The government has returned the Media Governance Organization measures to Iran’s Cultural Commission for further review.
Journalists and lawyers objected that the bill requires those in the media to apply for a special license if they cover public affairs and state matters. Any journalist accused of a “media offense” can be tried without a jury.
The Government has insisted that the provisions are to “support journalists’ legitimate rights”, with backing of “the freedom of media staff who are responsibly active in covering events and developments…free flow of information…[the] public’s right to have access to information…[and] moral ethics and professional code of conduct among journalists”.
But prominent lawyer-journalist Kambiz Norouzi, writing in the reformist daily Shargh, said, “MGO, if launched, will lead to creating a government controlled journalism, denying the necessity of independence for the profession and imposing more restrictions on Iranian media.”
President Rouhani and his advisors called on the Cultural Commission to define the penal and legal matters in the bill with “special care” and report the outcome to the Cabinet. Meanwhile, they have asked the Employment and Administrative Organization to consider launching MGO as a public, non-governmental organization.
In her latest report, the UN Special Rapporteur on Human Rights in Iran, Asma Jahangir, cited the ongoing interrogations, surveillance, harassment, and intimidation of journalists.
Iran is among the top 10 countries in the world for detention of journalists. The judiciary issues bills of indictment against Iranian journalists working abroad, depriving them of basic rights and property.
On October 25, the BBC filed a complaint with the UN over Iran’s freezing of the assets of more than 150 people associated with BBC Persian. Staff and their families are intimidated, harassed, and threatened with imprisonment.
Saudi Arabia Warns Iran of “Act of War” Over Missile Fired by Yemen Insurgents
Saudi Arabia has warned Iran of a potential “act of war” over the firing of a ballistic missile towards Riyadh by Yemen’s Houthi insurgents.

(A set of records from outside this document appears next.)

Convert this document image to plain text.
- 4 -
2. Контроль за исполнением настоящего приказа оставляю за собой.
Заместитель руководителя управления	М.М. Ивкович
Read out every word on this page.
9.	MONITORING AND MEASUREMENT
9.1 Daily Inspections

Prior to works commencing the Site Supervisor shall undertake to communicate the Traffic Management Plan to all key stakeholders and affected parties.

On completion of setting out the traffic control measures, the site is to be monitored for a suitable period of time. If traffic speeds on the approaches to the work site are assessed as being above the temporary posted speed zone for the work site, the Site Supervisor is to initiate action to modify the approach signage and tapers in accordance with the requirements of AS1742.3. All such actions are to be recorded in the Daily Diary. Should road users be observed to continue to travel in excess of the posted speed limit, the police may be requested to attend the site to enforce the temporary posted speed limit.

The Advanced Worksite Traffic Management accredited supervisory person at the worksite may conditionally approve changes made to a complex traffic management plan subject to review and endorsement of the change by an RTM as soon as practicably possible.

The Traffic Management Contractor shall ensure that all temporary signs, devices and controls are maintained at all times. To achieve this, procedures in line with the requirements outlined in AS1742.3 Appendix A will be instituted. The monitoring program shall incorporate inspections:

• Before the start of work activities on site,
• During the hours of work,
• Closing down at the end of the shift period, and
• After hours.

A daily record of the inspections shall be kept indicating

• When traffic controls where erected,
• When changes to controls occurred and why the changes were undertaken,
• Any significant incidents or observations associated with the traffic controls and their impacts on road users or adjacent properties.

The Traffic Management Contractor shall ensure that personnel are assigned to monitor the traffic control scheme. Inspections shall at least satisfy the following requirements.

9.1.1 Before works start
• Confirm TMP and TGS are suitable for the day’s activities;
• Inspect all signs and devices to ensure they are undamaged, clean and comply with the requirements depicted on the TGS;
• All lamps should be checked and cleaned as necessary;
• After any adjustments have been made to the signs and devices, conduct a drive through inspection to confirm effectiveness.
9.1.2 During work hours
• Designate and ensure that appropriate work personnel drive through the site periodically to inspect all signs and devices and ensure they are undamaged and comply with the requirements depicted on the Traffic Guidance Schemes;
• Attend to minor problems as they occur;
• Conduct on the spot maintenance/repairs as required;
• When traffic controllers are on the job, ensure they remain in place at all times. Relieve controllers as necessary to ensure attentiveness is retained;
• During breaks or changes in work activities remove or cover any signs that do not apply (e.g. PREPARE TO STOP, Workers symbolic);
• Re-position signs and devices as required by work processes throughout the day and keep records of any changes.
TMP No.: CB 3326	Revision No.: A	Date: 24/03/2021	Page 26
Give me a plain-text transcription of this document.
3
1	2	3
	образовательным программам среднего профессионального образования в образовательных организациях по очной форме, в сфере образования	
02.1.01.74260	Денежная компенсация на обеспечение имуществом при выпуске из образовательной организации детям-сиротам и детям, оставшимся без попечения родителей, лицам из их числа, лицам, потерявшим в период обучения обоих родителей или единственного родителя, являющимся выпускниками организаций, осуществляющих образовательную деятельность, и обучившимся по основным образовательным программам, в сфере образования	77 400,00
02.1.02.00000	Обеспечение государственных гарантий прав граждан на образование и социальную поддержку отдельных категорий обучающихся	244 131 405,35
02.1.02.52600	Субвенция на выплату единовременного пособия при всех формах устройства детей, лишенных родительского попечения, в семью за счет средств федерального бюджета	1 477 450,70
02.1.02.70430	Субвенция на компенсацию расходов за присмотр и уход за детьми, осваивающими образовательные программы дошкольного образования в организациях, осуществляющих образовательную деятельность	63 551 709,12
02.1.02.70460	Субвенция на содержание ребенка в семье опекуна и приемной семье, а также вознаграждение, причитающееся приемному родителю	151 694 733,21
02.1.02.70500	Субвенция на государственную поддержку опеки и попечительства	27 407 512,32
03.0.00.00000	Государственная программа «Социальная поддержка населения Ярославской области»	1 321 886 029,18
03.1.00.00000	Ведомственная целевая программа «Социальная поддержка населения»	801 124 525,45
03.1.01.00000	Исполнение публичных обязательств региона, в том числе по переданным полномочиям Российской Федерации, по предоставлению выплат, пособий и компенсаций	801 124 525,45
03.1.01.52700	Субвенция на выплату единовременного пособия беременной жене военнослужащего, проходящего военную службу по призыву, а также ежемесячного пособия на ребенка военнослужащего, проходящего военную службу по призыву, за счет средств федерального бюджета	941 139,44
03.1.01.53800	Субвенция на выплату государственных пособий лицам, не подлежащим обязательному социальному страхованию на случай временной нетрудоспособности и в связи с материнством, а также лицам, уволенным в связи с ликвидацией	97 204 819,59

The Saudi regime denounced the “flagrant military aggression by the Iranian-controlled Houthi militias” and said that an examination of the debris “confirmed the role of Iran’s regime in manufacturing [this and a previous missile] and smuggling them to the Houthi militias in Yemen for the purpose of attacking the Kingdom, its people, and vital interests”.
The statement continued:
Iran’s role and its direct command of its Houthi proxy in this matter constitutes a clear act of aggression that targets neighboring countries, and threatens peace and security in the region and globally.
“Therefore, the Coalition’s Command considers this a blatant act of military aggression by the Iranian regime, and could rise to be considered as an act of war against the Kingdom of Saudi Arabia.
Saudi authorities said they would temporarily close all Yemeni ground, air, and sea ports while investigating the smuggling of the missiles into the country. Yemen’s national airline, Yemenia, subsequently cancelled all flights.
Iranian Foreign Minister Mohammad Javad Zarif responded on Twitter:
KSA is engaged in wars of aggression, regional bullying, destabilizing behavior & risky provocations. It blames Iran for the consequences.4/
— Javad Zarif (@JZarif) November 6, 2017
Zarif said the Saudis were “killing 1000’s of innocents including babies” with its military intervention in Yemen as it “spreads cholera and famine”.
On Sunday, Revolutionary Guards commander Maj. Gen. Mohammad Ali Jafari rejected allegations leveled by Donald Trump about Iran’s supply of the Houthis: “Trump’s claims about providing Yemen with missiles by the Islamic Republic of Iran are baseless.”